20 March 2023

How to create frequency count array in Sheets, Python, and R?

In this article, I shall demonstrate how to create a frequency count array from a dataset. In other words, I shall count the occurrences of a particular term in a column. I shall use Google Sheets, Python, and R. The difference between these three tools will also be explored in this article. I shall be using the dataset of World Scientist and University Productivity Rankings 2023 (https://www.adscientificindex.com/productivity-rankings/ Accessed on:3/19/2023). However, I shall use only three fields for this article. Let's start with Google Sheets.

1. Google Sheets

In Google Sheets, we can use two different functions: UNIQUE and COUNTIF, to do the task. First, I shall show how to use these two functions distinctively. Here is the list.

Fig.1: Head and Tail of the dataset.

There are 100 authors from various countries. I shall count which country has the most authors. First, I have added two headers in the D and E columns- "Unique Countries" and "Frequency." In the D2 cell, the UNIQUE(B2:B101)will grab unique countries.

Fig.2: UNIQUE function

We can see the unique list of countries.
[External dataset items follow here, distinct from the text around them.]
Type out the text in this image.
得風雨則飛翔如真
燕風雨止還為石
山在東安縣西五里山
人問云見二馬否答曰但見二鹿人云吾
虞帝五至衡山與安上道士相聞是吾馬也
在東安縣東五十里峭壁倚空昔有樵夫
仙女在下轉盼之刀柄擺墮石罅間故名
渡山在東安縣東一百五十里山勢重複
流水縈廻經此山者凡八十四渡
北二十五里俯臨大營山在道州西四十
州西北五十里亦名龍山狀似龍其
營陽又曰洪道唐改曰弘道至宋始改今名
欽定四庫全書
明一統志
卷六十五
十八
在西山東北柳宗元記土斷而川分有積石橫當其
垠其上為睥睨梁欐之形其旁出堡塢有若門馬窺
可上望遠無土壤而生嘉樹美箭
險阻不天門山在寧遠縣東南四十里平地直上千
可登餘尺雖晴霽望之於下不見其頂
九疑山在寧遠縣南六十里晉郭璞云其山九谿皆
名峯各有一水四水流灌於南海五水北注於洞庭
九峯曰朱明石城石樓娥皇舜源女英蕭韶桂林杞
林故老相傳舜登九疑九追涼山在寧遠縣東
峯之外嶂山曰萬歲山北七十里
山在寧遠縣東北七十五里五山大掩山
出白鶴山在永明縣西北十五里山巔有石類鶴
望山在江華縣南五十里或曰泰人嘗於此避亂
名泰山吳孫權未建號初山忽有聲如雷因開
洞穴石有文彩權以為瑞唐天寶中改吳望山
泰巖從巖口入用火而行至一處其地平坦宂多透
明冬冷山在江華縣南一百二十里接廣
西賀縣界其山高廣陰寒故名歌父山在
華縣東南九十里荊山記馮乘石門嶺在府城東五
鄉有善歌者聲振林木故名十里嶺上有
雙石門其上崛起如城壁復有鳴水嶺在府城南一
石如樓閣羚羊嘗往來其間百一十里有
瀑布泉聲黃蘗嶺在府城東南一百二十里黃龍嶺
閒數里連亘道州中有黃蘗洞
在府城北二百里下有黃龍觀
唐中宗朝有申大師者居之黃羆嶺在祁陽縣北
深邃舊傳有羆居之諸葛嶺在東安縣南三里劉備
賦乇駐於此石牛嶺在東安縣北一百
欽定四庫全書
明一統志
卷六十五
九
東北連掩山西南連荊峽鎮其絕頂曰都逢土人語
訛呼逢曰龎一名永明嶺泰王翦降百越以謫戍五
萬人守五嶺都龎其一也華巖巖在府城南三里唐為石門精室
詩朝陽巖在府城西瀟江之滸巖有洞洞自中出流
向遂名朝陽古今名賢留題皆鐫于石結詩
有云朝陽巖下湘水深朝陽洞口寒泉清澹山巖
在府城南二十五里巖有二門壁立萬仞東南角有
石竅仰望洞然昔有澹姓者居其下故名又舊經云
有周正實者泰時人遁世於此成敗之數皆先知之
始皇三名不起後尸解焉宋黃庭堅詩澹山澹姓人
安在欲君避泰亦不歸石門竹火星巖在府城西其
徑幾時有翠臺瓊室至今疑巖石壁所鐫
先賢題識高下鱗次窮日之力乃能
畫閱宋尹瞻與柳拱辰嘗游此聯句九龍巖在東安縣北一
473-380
There are 24 countries (Fig.2: Only 16 are showing in the frame.) Next, in the E2 cell, COUNTIF($B$2:$B$101,D2)will return the conditional frequency count across the range $B$2:$B$101. I have made the range an absolute range by pressing F4 (FN+F4) to make it static. As we can see that the frequency count has come up (Fig.3).

Fig.3: COUNTIF function

Now, we can create an array using a nested and complex formula. Lastly, the array will be sorted in descending order. The formula is given below:

SORT(ARRAYFORMULA({UNIQUE(B2:B101),COUNTIF(B2:B101,UNIQUE(B2:B101))}),2,0)

Fig.4: Nested formula

It will create an array of two columns that returns the unique list of countries and frequency of countries. Then, the SORT (range, sort_column, is_ascending, TRUE (1)/FALSE (0)) function will arrange the list according to ascending and descending order. For this, descending order has been chosen to get the highest to lowest values.

2. Python

In python, I will be using Pandas to work with DataFrame. Only a single line code will return the frequency counts. Here it is-

data['Country'].value_counts().head(10)

Fig.5: value_counts() method

It is simpler than Sheets but requires coding knowledge to do this.

3. R

In R, we can use table() and sort() methods, and then we can make use of dplyr library. Fig.6 shows the use of table().

Fig.6: table() and sort() methods

First, the freq variable was created, and table() was used. Second, the output was printed by applying sort(). As we can see in the console, the results came up.

The second variable freqCount was given. For that, count() and arrange() were used to get the result. Fig.7 shows the output.

Fig.7: table() and sort() methods

This is how we can use these three popular tools to do this task. However, it depends on the users' choice and pattern of analysis. If we compare, then Google Sheets seems to be easier for non-coders, but it can be more difficult to formulate complex or nested formulas. But the nested formula can be broken down to make it easier. I will go with Google Sheets and Python in that case. Users may find other ways to do this.

Note: This article is only for educational purposes.